While it’s possible to read a lot into the episode–The Root had a take I found interesting–for me, that’s the problem. You have to read these things into it. The episode never delves into them in a meaningful way. The topics it brings up, like sexuality within a virtual environment, are handled superficially. It may remind some viewers of the stand-out episode “San Junipero,” but it has only an echo of that episode’s depth.
The same issue persists in the second episode “Smithereens.” While this one, about Chris (Andrew Scott), a grief-stricken rideshare driver, is buoyed by great performances, including by Scott, Damson Idris, and Topher Grace, there’s no there there. Chris puts forth all this effort to get in touch with tech mogul Billy Bauer (Grace), but the end result is kind of like the quip from The Dark Knight’s Joker: “I wouldn’t know what to do with one if I caught it.”
As with “Striking Vipers,” there are interesting ideas here–I thought the “God mode” was going to go somewhere else, especially with Grace depicted as a Christ-looking figure in the desert–but they’re never fully explored. How much responsibility does Bauer have? How much does Chris? The show raises these questions but doesn’t care to look further. And when it comes to an ending, the show flinches rather than commit.
By the time the season got to its final episode, “Rachel, Jack and Ashley Too,” I was running out of ways to say the same thing, so I just surrendered. Featuring Miley Cyrus as Ashley O, a pop star whose aggressively positive image masks her desperate unhappiness–AHEM–this episode plays like a demented Disney movie. And you know what? Fine. Yeah, plot details borrow from “Be Right Back.” Fine.
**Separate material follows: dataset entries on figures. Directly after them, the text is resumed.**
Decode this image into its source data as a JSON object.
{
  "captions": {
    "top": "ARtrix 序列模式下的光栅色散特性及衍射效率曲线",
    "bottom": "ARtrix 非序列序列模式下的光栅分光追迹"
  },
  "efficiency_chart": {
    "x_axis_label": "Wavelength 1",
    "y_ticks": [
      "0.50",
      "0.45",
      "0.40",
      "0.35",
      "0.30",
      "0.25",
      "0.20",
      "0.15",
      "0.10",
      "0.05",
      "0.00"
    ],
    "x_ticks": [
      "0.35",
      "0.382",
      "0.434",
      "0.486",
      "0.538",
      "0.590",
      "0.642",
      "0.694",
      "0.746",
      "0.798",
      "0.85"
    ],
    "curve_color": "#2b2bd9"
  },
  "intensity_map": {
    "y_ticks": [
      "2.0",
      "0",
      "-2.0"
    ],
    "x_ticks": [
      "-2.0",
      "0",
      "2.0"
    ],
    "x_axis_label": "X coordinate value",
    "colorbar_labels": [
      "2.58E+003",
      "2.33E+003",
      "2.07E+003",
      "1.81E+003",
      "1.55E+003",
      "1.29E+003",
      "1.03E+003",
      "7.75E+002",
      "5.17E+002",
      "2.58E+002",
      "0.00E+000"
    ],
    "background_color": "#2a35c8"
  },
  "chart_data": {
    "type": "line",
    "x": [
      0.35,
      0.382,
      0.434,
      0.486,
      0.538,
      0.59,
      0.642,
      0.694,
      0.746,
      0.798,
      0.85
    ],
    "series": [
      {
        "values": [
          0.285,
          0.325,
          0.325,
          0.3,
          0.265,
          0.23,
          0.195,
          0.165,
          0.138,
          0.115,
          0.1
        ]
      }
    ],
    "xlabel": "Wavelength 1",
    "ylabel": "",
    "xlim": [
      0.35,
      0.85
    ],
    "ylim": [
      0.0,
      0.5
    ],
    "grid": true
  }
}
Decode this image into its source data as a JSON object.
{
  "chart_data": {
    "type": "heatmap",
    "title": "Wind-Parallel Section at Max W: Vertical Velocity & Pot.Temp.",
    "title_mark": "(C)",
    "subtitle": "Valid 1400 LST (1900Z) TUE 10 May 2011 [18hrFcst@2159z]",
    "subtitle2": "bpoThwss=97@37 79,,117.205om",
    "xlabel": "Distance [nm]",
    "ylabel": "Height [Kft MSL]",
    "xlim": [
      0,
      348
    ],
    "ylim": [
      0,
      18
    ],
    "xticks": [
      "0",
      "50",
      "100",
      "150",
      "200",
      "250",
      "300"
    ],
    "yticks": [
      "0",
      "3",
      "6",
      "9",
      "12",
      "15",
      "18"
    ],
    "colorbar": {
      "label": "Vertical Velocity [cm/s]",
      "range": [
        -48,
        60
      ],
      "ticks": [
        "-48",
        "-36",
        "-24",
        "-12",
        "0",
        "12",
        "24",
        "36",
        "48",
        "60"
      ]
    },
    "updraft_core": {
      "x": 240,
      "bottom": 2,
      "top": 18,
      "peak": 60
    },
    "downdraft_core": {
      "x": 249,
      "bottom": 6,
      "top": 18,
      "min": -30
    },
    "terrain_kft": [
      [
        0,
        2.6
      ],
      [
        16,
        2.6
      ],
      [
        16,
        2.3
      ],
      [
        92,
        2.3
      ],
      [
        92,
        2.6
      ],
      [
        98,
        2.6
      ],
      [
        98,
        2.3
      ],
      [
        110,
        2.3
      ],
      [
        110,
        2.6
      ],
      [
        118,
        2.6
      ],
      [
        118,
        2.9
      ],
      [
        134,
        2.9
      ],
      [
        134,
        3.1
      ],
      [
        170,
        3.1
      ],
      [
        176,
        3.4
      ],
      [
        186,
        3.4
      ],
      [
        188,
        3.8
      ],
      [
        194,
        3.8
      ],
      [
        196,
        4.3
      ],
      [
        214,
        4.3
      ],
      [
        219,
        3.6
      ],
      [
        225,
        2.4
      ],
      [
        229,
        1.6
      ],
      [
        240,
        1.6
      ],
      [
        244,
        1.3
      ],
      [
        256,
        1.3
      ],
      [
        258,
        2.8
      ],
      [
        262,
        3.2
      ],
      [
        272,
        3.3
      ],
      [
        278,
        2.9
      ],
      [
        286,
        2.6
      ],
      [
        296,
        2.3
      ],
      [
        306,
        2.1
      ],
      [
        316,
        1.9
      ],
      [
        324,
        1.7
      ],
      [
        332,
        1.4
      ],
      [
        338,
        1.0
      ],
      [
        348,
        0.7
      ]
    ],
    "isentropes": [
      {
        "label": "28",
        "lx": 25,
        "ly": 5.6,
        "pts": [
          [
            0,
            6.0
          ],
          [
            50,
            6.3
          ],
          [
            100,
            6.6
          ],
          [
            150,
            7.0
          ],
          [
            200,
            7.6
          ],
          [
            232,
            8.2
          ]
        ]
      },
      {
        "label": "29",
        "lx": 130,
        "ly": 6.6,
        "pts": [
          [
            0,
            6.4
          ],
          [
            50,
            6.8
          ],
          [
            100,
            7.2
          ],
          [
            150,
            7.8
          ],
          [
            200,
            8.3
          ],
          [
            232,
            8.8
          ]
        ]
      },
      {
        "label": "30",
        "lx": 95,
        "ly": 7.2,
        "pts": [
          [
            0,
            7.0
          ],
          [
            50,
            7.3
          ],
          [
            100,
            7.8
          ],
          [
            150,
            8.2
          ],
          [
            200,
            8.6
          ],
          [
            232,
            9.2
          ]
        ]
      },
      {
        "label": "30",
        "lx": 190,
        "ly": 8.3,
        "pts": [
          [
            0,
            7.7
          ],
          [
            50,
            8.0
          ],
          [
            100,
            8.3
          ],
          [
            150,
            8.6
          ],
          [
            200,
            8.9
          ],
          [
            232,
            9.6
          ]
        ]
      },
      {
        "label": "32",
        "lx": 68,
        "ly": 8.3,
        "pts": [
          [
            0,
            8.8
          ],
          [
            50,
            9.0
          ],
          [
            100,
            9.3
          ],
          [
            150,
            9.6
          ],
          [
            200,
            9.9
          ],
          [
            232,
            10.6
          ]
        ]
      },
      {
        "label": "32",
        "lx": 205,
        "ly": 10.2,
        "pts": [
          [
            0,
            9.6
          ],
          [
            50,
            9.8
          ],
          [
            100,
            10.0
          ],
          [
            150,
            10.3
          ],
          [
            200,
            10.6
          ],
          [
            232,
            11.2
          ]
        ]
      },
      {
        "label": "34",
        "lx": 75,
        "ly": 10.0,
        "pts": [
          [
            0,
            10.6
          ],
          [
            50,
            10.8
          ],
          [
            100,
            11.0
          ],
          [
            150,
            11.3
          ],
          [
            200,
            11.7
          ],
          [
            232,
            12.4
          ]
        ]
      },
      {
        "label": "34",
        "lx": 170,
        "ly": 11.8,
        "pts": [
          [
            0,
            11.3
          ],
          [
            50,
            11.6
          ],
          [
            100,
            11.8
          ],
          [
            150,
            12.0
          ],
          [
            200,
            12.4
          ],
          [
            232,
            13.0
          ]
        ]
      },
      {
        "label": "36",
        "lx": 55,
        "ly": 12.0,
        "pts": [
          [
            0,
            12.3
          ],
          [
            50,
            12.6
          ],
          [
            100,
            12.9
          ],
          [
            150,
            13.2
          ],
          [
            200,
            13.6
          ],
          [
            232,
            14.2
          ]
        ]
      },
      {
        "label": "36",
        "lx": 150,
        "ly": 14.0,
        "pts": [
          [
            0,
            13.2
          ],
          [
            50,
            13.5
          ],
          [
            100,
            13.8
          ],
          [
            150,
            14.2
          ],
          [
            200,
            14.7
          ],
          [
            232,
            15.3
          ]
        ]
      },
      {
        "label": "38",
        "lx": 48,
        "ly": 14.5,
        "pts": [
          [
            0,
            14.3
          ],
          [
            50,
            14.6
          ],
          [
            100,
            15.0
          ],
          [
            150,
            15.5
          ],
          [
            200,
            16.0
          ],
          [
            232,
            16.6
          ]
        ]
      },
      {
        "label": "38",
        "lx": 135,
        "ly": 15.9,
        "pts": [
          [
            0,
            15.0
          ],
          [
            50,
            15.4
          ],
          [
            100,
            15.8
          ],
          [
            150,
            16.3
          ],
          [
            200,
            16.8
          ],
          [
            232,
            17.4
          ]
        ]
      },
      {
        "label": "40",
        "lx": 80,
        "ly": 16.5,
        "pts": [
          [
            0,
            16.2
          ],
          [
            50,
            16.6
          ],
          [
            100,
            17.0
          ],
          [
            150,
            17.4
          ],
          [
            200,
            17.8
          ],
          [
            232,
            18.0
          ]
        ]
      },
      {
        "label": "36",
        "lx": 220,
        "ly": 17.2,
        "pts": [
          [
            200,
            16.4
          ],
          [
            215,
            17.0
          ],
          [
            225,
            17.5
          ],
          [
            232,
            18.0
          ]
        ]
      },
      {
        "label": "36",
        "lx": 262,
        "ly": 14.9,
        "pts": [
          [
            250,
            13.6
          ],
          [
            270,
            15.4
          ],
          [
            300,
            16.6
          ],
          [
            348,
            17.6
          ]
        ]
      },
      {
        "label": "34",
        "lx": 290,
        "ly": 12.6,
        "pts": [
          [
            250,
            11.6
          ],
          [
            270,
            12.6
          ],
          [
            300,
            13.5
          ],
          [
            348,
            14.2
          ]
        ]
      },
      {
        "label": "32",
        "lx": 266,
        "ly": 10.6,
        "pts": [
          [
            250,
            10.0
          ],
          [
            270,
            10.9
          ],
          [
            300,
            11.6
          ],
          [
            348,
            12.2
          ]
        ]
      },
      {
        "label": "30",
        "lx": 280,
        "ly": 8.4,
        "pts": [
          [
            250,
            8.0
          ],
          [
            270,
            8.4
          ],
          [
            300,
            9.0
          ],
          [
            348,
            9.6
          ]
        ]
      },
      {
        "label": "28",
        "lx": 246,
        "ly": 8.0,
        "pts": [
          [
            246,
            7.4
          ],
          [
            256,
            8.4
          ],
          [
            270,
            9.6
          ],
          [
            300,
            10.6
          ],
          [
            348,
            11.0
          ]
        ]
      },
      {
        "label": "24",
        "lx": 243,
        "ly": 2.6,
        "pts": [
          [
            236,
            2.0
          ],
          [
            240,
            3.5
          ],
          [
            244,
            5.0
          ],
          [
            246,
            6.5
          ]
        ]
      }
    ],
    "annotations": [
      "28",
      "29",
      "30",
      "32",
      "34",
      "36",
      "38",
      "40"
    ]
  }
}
There are still clever elements to be found here–Ashley’s biggest hit is a poppy reworking of Nine Inch Nails’s “Head Like a Hole,” for example–and the future Ashley’s auntager (Susan Pourfar) envisions for the young singer’s career isn’t really that far off. And sure, if you look closer, some things won’t add up. If you’ve ever waded into “stan” culture, for instance, 15-year-old Ashley superfan Rachel (Angourie Rice)’s devotion won’t seem surprising. A girl her age wanting a doll-like Ashley Too might, though. But in the overall picture, looking at these episodes as a whole, it’s trifling stuff.
On that note, looking over the episodes as a whole, it strikes me that they all have happy or happyish endings. Maybe that’s one of the reasons this season feels unbalanced. It wouldn’t too bad to look toward hope, though. Black Mirror has overwhelmingly been the show that depicted the worst-case-scenario outcomes of our lives with technology. But in a world where technology has already affected in terrifying ways, how much scarier can it get?
6/10 – What is the point of these episodes? What is it they’re trying to say? They offer up fun ideas but fail to really examine them every time. Whether it’s lack of inspiration or just Bandersnatch-related fatigue, this abbreviated (for Netflix) season isn’t as impressive as past ones.